The southernmost 20-acre portion of the park will still be called C.M. Albert Memorial Park. This tract was donated to the city by Paul A. and Marjorie Albert in 1964.
The park was referred to as Albert-Oakland Park until the late 1990s, when then- City Manager Ray Beck directed city staff to refer to it as Oakland Park.
Since July, Kurt Albert, Paul Albert's son, has conducted an extensive search through city records and has spoken before the council and the Parks and Recreation Commission urging the inclusion of the Albert name on the park.
In September, the Parks and Recreation Commission recommended by a 4 to 1 vote that the park be named Albert-Oakland Park. The one abstention was in favor of naming the park Albert Memorial Park.
The resolution approved by the City Council on Monday was drafted by Kurt Albert and included additional clauses about the park's history and the significance of the Alberts' original donation.
Mayor Darwin Hindman amended Kurt Albert's proposed resolution by removing several clauses he said passed judgment and were irrelevant to the park's naming. He also pointed out that the park's naming does not honor Paul Albert but rather his mother, Claire M. Albert.

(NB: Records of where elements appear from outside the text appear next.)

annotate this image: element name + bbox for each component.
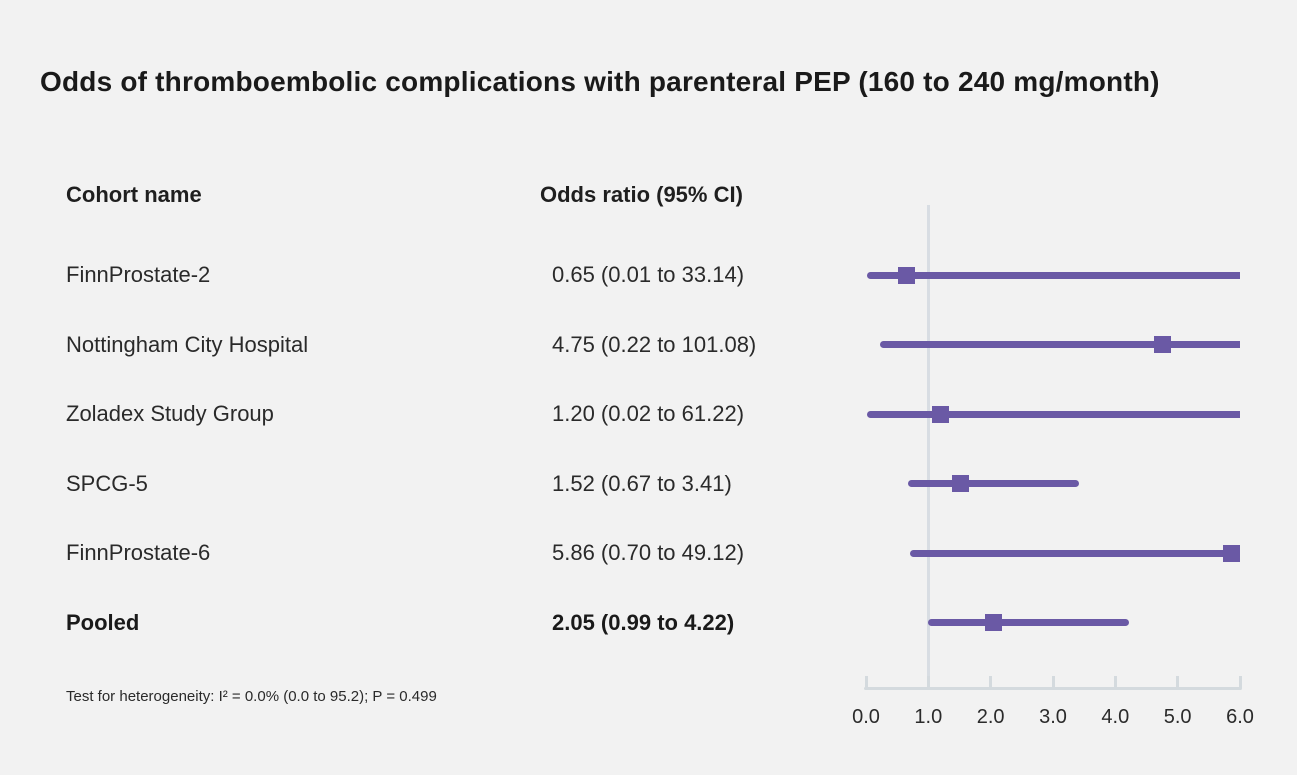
cohort-name: Nottingham City Hospital (66, 331, 309, 357)
odds-ratio-value: 5.86 (0.70 to 49.12) (552, 540, 745, 565)
cohort-name: Pooled (66, 609, 140, 635)
confidence-interval-line (909, 549, 1240, 557)
odds-ratio-value: 1.20 (0.02 to 61.22) (552, 401, 745, 426)
cohort-name: Zoladex Study Group (66, 401, 274, 426)
x-axis-tick-label: 3.0 (1039, 706, 1067, 728)
x-axis-tick (1176, 676, 1180, 688)
x-axis-tick (864, 676, 868, 688)
cohort-name: FinnProstate-2 (66, 262, 211, 287)
x-axis-tick (926, 676, 930, 688)
point-estimate-marker (952, 475, 970, 492)
column-header-cohort: Cohort name (66, 182, 202, 207)
x-axis-tick-label: 5.0 (1163, 706, 1192, 728)
point-estimate-marker (898, 266, 916, 284)
x-axis-tick-label: 0.0 (852, 706, 880, 728)
confidence-interval-line (907, 480, 1079, 487)
heterogeneity-footnote: Test for heterogeneity: I² = 0.0% (0.0 t… (66, 688, 437, 705)
point-estimate-marker (1153, 336, 1171, 353)
odds-ratio-value: 0.65 (0.01 to 33.14) (552, 262, 745, 287)
odds-ratio-value: 4.75 (0.22 to 101.08) (552, 331, 757, 357)
x-axis-tick (1113, 676, 1117, 688)
reference-line (926, 205, 930, 689)
x-axis-tick-label: 4.0 (1101, 706, 1130, 728)
x-axis-tick (1238, 676, 1242, 688)
x-axis-tick-label: 2.0 (976, 706, 1005, 728)
confidence-interval-line (927, 619, 1130, 626)
x-axis-tick-label: 1.0 (914, 706, 943, 728)
cohort-name: SPCG-5 (66, 470, 148, 496)
confidence-interval-line (867, 410, 1240, 418)
x-axis-tick-label: 6.0 (1226, 706, 1254, 728)
x-axis-line (864, 687, 1242, 690)
point-estimate-marker (1222, 544, 1240, 562)
cohort-name: FinnProstate-6 (66, 540, 211, 565)
chart-title: Odds of thromboembolic complications wit… (40, 66, 1160, 97)
odds-ratio-value: 2.05 (0.99 to 4.22) (552, 609, 735, 635)
odds-ratio-value: 1.52 (0.67 to 3.41) (552, 470, 732, 496)
point-estimate-marker (932, 405, 950, 423)
x-axis-tick (1051, 676, 1055, 688)
column-header-odds-ratio: Odds ratio (95% CI) (540, 182, 743, 207)
point-estimate-marker (985, 614, 1003, 631)
x-axis-tick (989, 676, 993, 688)
confidence-interval-line (879, 341, 1240, 348)
confidence-interval-line (866, 271, 1240, 279)
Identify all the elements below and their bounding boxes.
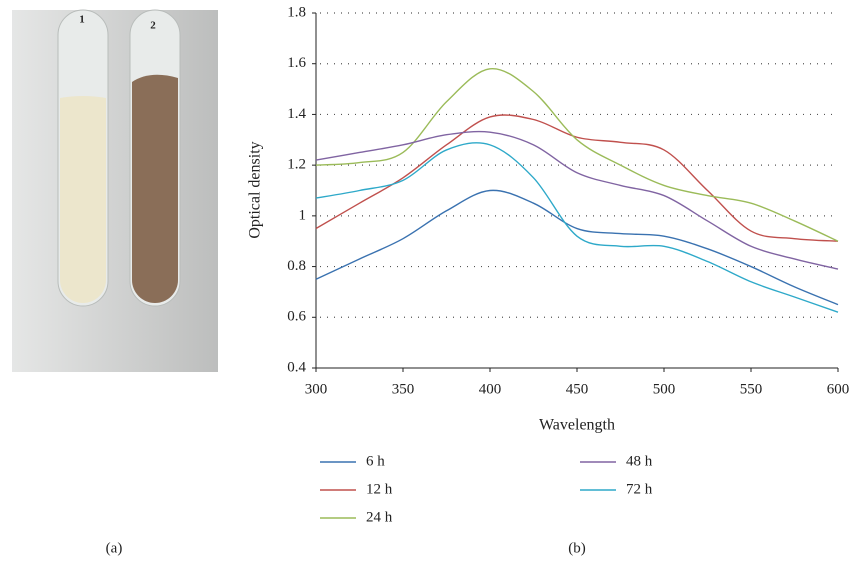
tube-label: 1 — [79, 14, 85, 26]
y-tick-label: 0.4 — [287, 359, 306, 375]
y-tick-label: 0.8 — [287, 258, 306, 274]
x-tick-label: 300 — [305, 381, 328, 397]
legend-label: 48 h — [626, 453, 653, 469]
panel-label: (b) — [568, 540, 586, 556]
tube-liquid — [60, 96, 106, 303]
y-tick-label: 1 — [299, 207, 307, 223]
tube-label: 2 — [150, 20, 156, 32]
x-tick-label: 400 — [479, 381, 502, 397]
legend-label: 24 h — [366, 509, 393, 525]
line-series — [315, 142, 839, 313]
tube-liquid — [132, 74, 178, 303]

Third Ward Councilman Karl Skala recommended that the pool also be included in the resolution but that shelters and other facilities on the park be left unnamed to allow for their naming in the future.
The substitute naming resolution was approved unanimously.
During public comment, Kurt Albert's wife, Patrice Albert, urged the council to approve the resolution drafted by her husband to "heal the gaping wounds inflicted upon our family."
Paul Albert's oldest daughter, Cedar Albert, also spoke in favor of naming the park to honor her mother's sacrifice in allowing the original donation when the family was having financial trouble.
"We are dirt poor, and it's OK because there is a park," Cedar Albert said she remembered thinking.
"It's just something to be really proud of."
Former state legislator George Parker spoke in support of restoring the Albert name to the park. He said Paul Albert's role as an ombudsman and questioner of the people in power should be recognized.
"We need more people that have the guts to ask questions that need to be asked," Parker said.